Dabei scheint die Geschichte zunächst simpel: Die Leiterin einer katholischen Kita in einem kleinen beschaulichen Ort wird ermordet und es gilt den Täter zu finden. Auf der Suche nach dem Mörder tauchen die beiden Kommissare allerdings tief ein in die Welt der Kita und entdecken Abgründe und Verbindungslinien, die vorher nicht an die Oberfläche dringen konnten. Die Perspektive der jungen, nicht religiös sozialisierten Kommissarin Hannah Mellrich ist dabei sehr erfrischend, weil sie unbefangen und irritiert auf manche religiöse Tradition blickt. Demgegenüber steht die Perspektive des in die Jahre gekommenen Kommissars Bernd Kellert, der sich fragt, ob sein erstes Enkelkind überhaupt noch getauft werden wird. Die vielfältigen Akteure im Feld Kita kommen ebenfalls zu Wort: von der pädagogischen Fachkraft, vom Kirchenvorstand und Pfarrer, bis zum Leiter der KiTa GmbH werden die unterschiedlichen Funktionen, Aufgaben und Interessern gut durchdacht beschrieben.

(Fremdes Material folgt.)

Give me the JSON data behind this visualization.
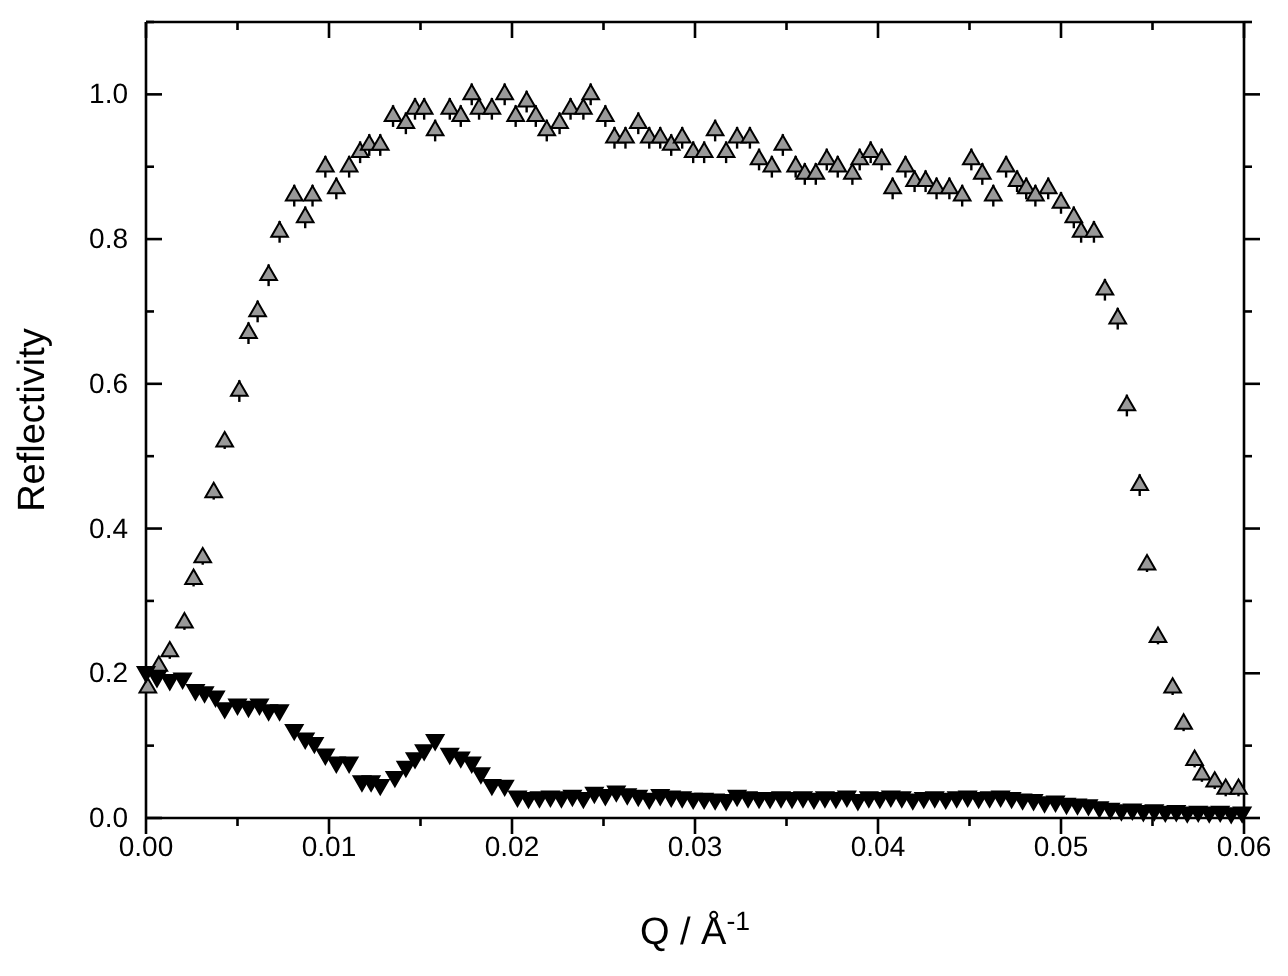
{
  "chart_data": {
    "type": "scatter",
    "xlabel": "Q / Å$^{-1}$",
    "ylabel": "Reflectivity",
    "xlim": [
      0,
      0.06
    ],
    "ylim": [
      0,
      1.1
    ],
    "xticks": [
      {
        "value": 0,
        "label": "0.00"
      },
      {
        "value": 0.005,
        "label": null
      },
      {
        "value": 0.01,
        "label": "0.01"
      },
      {
        "value": 0.015,
        "label": null
      },
      {
        "value": 0.02,
        "label": "0.02"
      },
      {
        "value": 0.025,
        "label": null
      },
      {
        "value": 0.03,
        "label": "0.03"
      },
      {
        "value": 0.035,
        "label": null
      },
      {
        "value": 0.04,
        "label": "0.04"
      },
      {
        "value": 0.045,
        "label": null
      },
      {
        "value": 0.05,
        "label": "0.05"
      },
      {
        "value": 0.055,
        "label": null
      },
      {
        "value": 0.06,
        "label": "0.06"
      }
    ],
    "yticks": [
      {
        "value": 0,
        "label": "0.0"
      },
      {
        "value": 0.1,
        "label": null
      },
      {
        "value": 0.2,
        "label": "0.2"
      },
      {
        "value": 0.3,
        "label": null
      },
      {
        "value": 0.4,
        "label": "0.4"
      },
      {
        "value": 0.5,
        "label": null
      },
      {
        "value": 0.6,
        "label": "0.6"
      },
      {
        "value": 0.7,
        "label": null
      },
      {
        "value": 0.8,
        "label": "0.8"
      },
      {
        "value": 0.9,
        "label": null
      },
      {
        "value": 1.0,
        "label": "1.0"
      },
      {
        "value": 1.1,
        "label": null
      }
    ],
    "grid": false,
    "series": [
      {
        "color": "#999999",
        "marker": "triangle",
        "x": [
          0.0001,
          0.0007,
          0.0013,
          0.0021,
          0.0026,
          0.0031,
          0.0037,
          0.0043,
          0.0051,
          0.0056,
          0.0061,
          0.0067,
          0.0073,
          0.0081,
          0.0087,
          0.0091,
          0.0098,
          0.0104,
          0.0111,
          0.0117,
          0.0122,
          0.0128,
          0.0135,
          0.0142,
          0.0147,
          0.0152,
          0.0158,
          0.0166,
          0.0172,
          0.0178,
          0.0182,
          0.0189,
          0.0196,
          0.0202,
          0.0208,
          0.0213,
          0.0219,
          0.0226,
          0.0232,
          0.0239,
          0.0243,
          0.0251,
          0.0256,
          0.0262,
          0.0269,
          0.0275,
          0.0281,
          0.0287,
          0.0293,
          0.0299,
          0.0305,
          0.0311,
          0.0317,
          0.0323,
          0.033,
          0.0335,
          0.0342,
          0.0348,
          0.0355,
          0.036,
          0.0366,
          0.0372,
          0.0378,
          0.0386,
          0.039,
          0.0396,
          0.0402,
          0.0408,
          0.0415,
          0.042,
          0.0426,
          0.0432,
          0.0439,
          0.0446,
          0.0451,
          0.0457,
          0.0463,
          0.047,
          0.0476,
          0.0481,
          0.0486,
          0.0493,
          0.05,
          0.0507,
          0.0511,
          0.0518,
          0.0524,
          0.0531,
          0.0536,
          0.0543,
          0.0547,
          0.0553,
          0.0561,
          0.0567,
          0.0573,
          0.0577,
          0.0584,
          0.059,
          0.0597
        ],
        "values": [
          0.18,
          0.21,
          0.23,
          0.27,
          0.33,
          0.36,
          0.45,
          0.52,
          0.59,
          0.67,
          0.7,
          0.75,
          0.81,
          0.86,
          0.83,
          0.86,
          0.9,
          0.87,
          0.9,
          0.92,
          0.93,
          0.93,
          0.97,
          0.96,
          0.98,
          0.98,
          0.95,
          0.98,
          0.97,
          1.0,
          0.98,
          0.98,
          1.0,
          0.97,
          0.99,
          0.97,
          0.95,
          0.96,
          0.98,
          0.98,
          1.0,
          0.97,
          0.94,
          0.94,
          0.96,
          0.94,
          0.94,
          0.93,
          0.94,
          0.92,
          0.92,
          0.95,
          0.92,
          0.94,
          0.94,
          0.91,
          0.9,
          0.93,
          0.9,
          0.89,
          0.89,
          0.91,
          0.9,
          0.89,
          0.91,
          0.92,
          0.91,
          0.87,
          0.9,
          0.88,
          0.88,
          0.87,
          0.87,
          0.86,
          0.91,
          0.89,
          0.86,
          0.9,
          0.88,
          0.87,
          0.86,
          0.87,
          0.85,
          0.83,
          0.81,
          0.81,
          0.73,
          0.69,
          0.57,
          0.46,
          0.35,
          0.25,
          0.18,
          0.13,
          0.08,
          0.06,
          0.05,
          0.04,
          0.04
        ],
        "errors": [
          null,
          0.01,
          0.01,
          0.01,
          0.01,
          0.01,
          0.01,
          0.01,
          0.015,
          0.015,
          0.015,
          0.015,
          0.015,
          0.015,
          0.015,
          0.015,
          0.015,
          0.015,
          0.015,
          0.015,
          0.015,
          0.015,
          0.015,
          0.015,
          0.015,
          0.015,
          0.015,
          0.015,
          0.015,
          0.015,
          0.015,
          0.015,
          0.015,
          0.015,
          0.015,
          0.015,
          0.015,
          0.015,
          0.015,
          0.015,
          0.015,
          0.015,
          0.015,
          0.015,
          0.015,
          0.015,
          0.015,
          0.015,
          0.015,
          0.015,
          0.015,
          0.015,
          0.015,
          0.015,
          0.015,
          0.015,
          0.015,
          0.015,
          0.015,
          0.015,
          0.015,
          0.015,
          0.015,
          0.015,
          0.015,
          0.015,
          0.015,
          0.015,
          0.015,
          0.015,
          0.015,
          0.015,
          0.015,
          0.015,
          0.015,
          0.015,
          0.015,
          0.015,
          0.015,
          0.015,
          0.015,
          0.015,
          0.015,
          0.015,
          0.015,
          0.015,
          0.015,
          0.015,
          0.015,
          0.015,
          0.01,
          0.01,
          0.01,
          0.01,
          0.01,
          0.01,
          0.01,
          0.01,
          0.01
        ]
      },
      {
        "color": "#000000",
        "marker": "triangle-down",
        "x": [
          0.0,
          0.0006,
          0.0013,
          0.002,
          0.0027,
          0.0032,
          0.0038,
          0.0043,
          0.005,
          0.0056,
          0.0062,
          0.0067,
          0.0073,
          0.0081,
          0.0087,
          0.0092,
          0.0098,
          0.0104,
          0.0111,
          0.0118,
          0.0123,
          0.0128,
          0.0136,
          0.0142,
          0.0147,
          0.0152,
          0.0158,
          0.0166,
          0.0172,
          0.0178,
          0.0183,
          0.0189,
          0.0196,
          0.0203,
          0.0209,
          0.0215,
          0.0221,
          0.0227,
          0.0233,
          0.0239,
          0.0245,
          0.0251,
          0.0257,
          0.0263,
          0.0269,
          0.0275,
          0.0281,
          0.0287,
          0.0293,
          0.0299,
          0.0305,
          0.0311,
          0.0317,
          0.0323,
          0.0329,
          0.0335,
          0.0341,
          0.0347,
          0.0353,
          0.0359,
          0.0365,
          0.0371,
          0.0377,
          0.0383,
          0.0389,
          0.0395,
          0.0401,
          0.0407,
          0.0413,
          0.0419,
          0.0425,
          0.0431,
          0.0437,
          0.0443,
          0.0449,
          0.0455,
          0.0461,
          0.0467,
          0.0473,
          0.0479,
          0.0485,
          0.0491,
          0.0497,
          0.0503,
          0.0509,
          0.0515,
          0.0521,
          0.0527,
          0.0533,
          0.0539,
          0.0545,
          0.0551,
          0.0557,
          0.0563,
          0.0569,
          0.0575,
          0.0581,
          0.0587,
          0.0593,
          0.0599
        ],
        "values": [
          0.202,
          0.195,
          0.191,
          0.193,
          0.177,
          0.174,
          0.168,
          0.152,
          0.157,
          0.154,
          0.157,
          0.149,
          0.149,
          0.122,
          0.11,
          0.104,
          0.088,
          0.077,
          0.077,
          0.051,
          0.051,
          0.046,
          0.057,
          0.071,
          0.083,
          0.094,
          0.108,
          0.089,
          0.084,
          0.077,
          0.062,
          0.046,
          0.045,
          0.03,
          0.028,
          0.029,
          0.03,
          0.029,
          0.031,
          0.028,
          0.035,
          0.032,
          0.037,
          0.033,
          0.031,
          0.027,
          0.032,
          0.03,
          0.029,
          0.027,
          0.027,
          0.026,
          0.025,
          0.031,
          0.029,
          0.028,
          0.028,
          0.029,
          0.028,
          0.029,
          0.027,
          0.029,
          0.028,
          0.03,
          0.025,
          0.029,
          0.028,
          0.03,
          0.029,
          0.026,
          0.028,
          0.029,
          0.027,
          0.029,
          0.03,
          0.028,
          0.029,
          0.03,
          0.028,
          0.026,
          0.025,
          0.022,
          0.023,
          0.02,
          0.019,
          0.018,
          0.015,
          0.013,
          0.011,
          0.012,
          0.01,
          0.011,
          0.009,
          0.01,
          0.008,
          0.009,
          0.008,
          0.009,
          0.007,
          0.008
        ]
      }
    ]
  }
}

Man erhält in diesem Buch auf unterhaltsame Art und Weise Informationen über die Eigen- und Besonderheiten einer „katholischen“ Kita und erfährt ganz nebenbei auch noch welche Aus- und Nebenwirkungen strukturelle Veränderungsprozesse für die Betroffenen nach sich ziehen können. Für Menschen, die sich für das Feld Kita interessieren und engagieren auf jeden Fall eine unterhaltsame Lektüre.
Georg Langenhorst ist Professor für Didaktik des katholischen Religionsunterrichts/Religionspädagogik an der Katholisch-Theologischen Fakultät der Universität Augsburg. Ein Schwerpunkt seiner Forschung ist das Zusammenspiel von Theologie und Literatur. Für das Aktionsprogramm Kita – Lebensort des Glaubens konnten wir Georg Langenhorst schon des Öfteren als impulsgebenden Referenten zum Thema „Brauchen Kinder Religion?“ gewinnen.